What about a job working from home or in school hours if the kids are at school. Can you not get a local authority house instead of a private rent which would help in respect of the rent. What country are you in.

My h does not ask for cheap things, he moaned about me moving money £50 to stop our account going overdrawn but also later that day asked me for £200-£300 to buy an exhaust for his bike. I said no we need a bit more for general use but he cannot see that.

have a look round the house at stuff you no longer use - could you do a car boot sale?

See if there is anything you can economise on?


----------



## preso (May 1, 2009)

You need a job, check al the places near you, grocery store, taverns, schools, churches as you have to start somewhere.


----------



## pippa (Jul 8, 2009)

im in england and hardly any work around i have looked


----------



## preso (May 1, 2009)

I was in a postion like that long time ago living in a depressed area that I grew up in. 

I moved to where there were jobs and guess what ?

not broke.

Certainly you can relocate rather than live in poverty. As they say, if your looking for a helping hand, start at the end of your own 2 arms.
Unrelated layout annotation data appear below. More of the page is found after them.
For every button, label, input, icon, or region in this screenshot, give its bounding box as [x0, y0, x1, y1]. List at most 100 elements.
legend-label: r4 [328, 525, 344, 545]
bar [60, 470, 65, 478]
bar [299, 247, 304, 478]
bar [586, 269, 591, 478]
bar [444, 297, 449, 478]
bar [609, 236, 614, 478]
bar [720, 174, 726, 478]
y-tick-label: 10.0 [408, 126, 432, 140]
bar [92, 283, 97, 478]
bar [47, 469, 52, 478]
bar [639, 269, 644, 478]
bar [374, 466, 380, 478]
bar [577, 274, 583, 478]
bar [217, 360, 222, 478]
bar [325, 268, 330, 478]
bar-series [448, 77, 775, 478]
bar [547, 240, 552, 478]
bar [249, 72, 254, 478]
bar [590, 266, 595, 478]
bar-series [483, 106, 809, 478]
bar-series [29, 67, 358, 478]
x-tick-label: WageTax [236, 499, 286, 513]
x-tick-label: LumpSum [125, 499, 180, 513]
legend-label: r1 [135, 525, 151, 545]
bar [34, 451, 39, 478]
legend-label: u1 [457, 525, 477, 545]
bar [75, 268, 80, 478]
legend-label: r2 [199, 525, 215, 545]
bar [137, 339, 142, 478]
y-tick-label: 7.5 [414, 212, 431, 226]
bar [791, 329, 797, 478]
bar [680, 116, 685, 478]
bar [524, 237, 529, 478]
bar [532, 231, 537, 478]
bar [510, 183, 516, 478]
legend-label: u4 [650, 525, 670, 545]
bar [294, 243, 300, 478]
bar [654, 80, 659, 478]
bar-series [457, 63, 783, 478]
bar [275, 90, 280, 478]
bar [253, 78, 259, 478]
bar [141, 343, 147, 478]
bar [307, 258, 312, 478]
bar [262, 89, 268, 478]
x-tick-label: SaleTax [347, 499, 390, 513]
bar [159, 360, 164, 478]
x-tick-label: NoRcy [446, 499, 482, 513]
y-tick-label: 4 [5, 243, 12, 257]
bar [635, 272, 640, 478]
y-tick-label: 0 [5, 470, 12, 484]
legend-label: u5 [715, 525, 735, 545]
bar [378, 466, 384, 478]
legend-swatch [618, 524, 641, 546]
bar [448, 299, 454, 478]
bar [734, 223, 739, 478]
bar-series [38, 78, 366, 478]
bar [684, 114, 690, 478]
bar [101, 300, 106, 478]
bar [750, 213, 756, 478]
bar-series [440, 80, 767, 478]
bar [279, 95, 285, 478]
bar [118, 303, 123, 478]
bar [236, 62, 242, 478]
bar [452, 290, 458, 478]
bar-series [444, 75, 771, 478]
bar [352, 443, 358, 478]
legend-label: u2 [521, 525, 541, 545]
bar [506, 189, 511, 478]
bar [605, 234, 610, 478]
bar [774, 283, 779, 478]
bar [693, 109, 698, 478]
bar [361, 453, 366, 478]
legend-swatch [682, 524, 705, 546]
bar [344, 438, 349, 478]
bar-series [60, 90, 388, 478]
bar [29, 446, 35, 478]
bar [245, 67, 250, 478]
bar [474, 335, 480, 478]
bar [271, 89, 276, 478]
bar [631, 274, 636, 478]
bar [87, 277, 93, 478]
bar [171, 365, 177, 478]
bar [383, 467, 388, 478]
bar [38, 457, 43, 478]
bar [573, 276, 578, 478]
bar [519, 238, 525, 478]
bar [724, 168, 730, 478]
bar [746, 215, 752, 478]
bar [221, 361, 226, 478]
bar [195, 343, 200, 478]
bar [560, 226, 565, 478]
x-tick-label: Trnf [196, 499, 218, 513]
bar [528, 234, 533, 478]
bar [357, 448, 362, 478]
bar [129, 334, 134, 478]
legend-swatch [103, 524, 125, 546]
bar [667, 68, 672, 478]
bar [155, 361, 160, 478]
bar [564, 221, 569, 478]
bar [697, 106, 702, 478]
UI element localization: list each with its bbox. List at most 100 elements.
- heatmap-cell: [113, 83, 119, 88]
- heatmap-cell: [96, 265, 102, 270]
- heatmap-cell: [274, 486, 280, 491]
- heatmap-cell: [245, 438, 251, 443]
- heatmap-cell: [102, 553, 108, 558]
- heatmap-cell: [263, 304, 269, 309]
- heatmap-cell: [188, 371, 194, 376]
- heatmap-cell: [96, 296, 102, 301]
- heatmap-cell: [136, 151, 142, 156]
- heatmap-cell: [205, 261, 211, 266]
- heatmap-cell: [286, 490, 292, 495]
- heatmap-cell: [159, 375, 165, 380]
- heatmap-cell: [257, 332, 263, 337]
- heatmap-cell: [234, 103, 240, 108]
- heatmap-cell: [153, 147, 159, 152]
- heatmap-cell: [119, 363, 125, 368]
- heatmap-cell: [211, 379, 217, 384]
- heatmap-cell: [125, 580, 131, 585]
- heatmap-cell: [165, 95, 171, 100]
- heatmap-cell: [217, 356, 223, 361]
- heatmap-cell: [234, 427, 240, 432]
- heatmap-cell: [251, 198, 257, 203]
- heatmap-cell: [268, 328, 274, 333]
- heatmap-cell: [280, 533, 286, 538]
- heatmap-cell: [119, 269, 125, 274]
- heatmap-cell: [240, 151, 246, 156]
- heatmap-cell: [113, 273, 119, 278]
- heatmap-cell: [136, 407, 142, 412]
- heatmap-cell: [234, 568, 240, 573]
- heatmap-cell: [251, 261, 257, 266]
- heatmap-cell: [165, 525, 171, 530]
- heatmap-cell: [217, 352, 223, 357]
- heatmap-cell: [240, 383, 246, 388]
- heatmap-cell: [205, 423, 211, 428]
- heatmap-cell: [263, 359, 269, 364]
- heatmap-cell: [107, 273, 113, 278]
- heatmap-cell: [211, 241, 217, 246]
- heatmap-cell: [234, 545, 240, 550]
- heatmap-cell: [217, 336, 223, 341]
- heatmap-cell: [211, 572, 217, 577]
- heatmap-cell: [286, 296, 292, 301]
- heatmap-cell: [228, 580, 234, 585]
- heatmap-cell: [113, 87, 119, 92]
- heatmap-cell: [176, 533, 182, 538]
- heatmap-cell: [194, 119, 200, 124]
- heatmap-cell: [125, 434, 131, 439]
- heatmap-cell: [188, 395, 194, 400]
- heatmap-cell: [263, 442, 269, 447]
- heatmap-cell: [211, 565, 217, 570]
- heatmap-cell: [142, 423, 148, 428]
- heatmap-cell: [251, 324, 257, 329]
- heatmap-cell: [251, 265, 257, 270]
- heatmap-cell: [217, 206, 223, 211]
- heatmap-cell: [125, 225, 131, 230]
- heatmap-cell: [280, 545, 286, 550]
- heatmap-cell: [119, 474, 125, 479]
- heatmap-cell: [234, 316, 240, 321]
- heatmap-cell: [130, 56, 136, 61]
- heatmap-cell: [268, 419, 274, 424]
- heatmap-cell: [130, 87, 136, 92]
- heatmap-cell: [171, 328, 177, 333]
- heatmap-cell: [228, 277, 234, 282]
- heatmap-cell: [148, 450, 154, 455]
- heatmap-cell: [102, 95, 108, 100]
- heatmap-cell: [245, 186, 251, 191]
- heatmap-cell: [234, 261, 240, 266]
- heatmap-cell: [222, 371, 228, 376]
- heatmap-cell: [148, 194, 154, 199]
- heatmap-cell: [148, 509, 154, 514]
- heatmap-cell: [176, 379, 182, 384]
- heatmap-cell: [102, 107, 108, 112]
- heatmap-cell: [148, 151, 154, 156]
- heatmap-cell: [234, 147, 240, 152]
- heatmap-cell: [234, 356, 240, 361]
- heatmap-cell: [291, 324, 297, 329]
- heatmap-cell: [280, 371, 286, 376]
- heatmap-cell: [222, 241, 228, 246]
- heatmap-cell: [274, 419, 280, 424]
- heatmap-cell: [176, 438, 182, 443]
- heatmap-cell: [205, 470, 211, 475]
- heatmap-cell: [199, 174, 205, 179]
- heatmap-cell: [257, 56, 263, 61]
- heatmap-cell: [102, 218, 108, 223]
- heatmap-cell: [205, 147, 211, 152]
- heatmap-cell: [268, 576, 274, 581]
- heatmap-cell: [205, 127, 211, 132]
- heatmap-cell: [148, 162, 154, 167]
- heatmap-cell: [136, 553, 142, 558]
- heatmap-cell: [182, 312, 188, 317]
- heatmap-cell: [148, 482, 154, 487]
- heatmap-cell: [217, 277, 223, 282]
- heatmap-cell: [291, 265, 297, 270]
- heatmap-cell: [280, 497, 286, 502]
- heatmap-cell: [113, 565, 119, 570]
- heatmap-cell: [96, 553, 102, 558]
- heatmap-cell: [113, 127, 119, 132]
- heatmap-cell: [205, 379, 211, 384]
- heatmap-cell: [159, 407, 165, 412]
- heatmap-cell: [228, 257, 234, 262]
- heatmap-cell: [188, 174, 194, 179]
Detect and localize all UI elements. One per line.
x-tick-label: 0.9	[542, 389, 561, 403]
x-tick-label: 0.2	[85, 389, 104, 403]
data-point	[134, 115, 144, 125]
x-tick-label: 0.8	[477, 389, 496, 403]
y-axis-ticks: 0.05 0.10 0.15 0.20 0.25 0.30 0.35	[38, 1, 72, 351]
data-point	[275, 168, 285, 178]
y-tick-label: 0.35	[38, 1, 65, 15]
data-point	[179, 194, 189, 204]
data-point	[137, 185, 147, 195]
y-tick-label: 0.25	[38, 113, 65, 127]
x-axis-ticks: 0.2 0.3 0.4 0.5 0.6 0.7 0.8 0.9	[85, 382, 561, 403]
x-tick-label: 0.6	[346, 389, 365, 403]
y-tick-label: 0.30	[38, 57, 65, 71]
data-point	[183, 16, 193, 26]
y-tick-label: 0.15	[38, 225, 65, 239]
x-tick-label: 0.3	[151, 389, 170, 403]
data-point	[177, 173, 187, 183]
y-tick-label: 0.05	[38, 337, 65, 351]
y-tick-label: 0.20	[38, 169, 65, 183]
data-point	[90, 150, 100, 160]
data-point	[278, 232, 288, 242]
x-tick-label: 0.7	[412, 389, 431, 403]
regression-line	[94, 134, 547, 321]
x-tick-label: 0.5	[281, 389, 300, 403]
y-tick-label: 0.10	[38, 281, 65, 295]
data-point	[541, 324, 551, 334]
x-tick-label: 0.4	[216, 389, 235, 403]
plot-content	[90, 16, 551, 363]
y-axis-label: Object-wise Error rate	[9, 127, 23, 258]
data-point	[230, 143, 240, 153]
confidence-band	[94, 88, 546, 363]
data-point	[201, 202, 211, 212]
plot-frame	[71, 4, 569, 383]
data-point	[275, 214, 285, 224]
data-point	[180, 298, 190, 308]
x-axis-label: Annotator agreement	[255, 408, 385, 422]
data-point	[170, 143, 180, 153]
I have never regretted moving. It may have been the very best single act I ever did in my lifetime ( I moved across the country).
30 years have passed and now I am ready to retire... in comfort.
I always was able to find work...
so maybe moving is something you should think about, also is getting advanced training/ education... maybe both.
The worst thing you can do is give up... if you do, there is no one to blame but yourself.
People have always moved for work... that is nothing new. People have come from all over the world to different locations for work.
It's been done that way for thousands of years.
Before that, they moved to farm and own land...........


----------



## pippa (Jul 8, 2009)

id love to move but alone without hubby i just dnt know how


----------



## valium (Sep 22, 2008)

I think I know how you feel sometime it is a lot better on your own


----------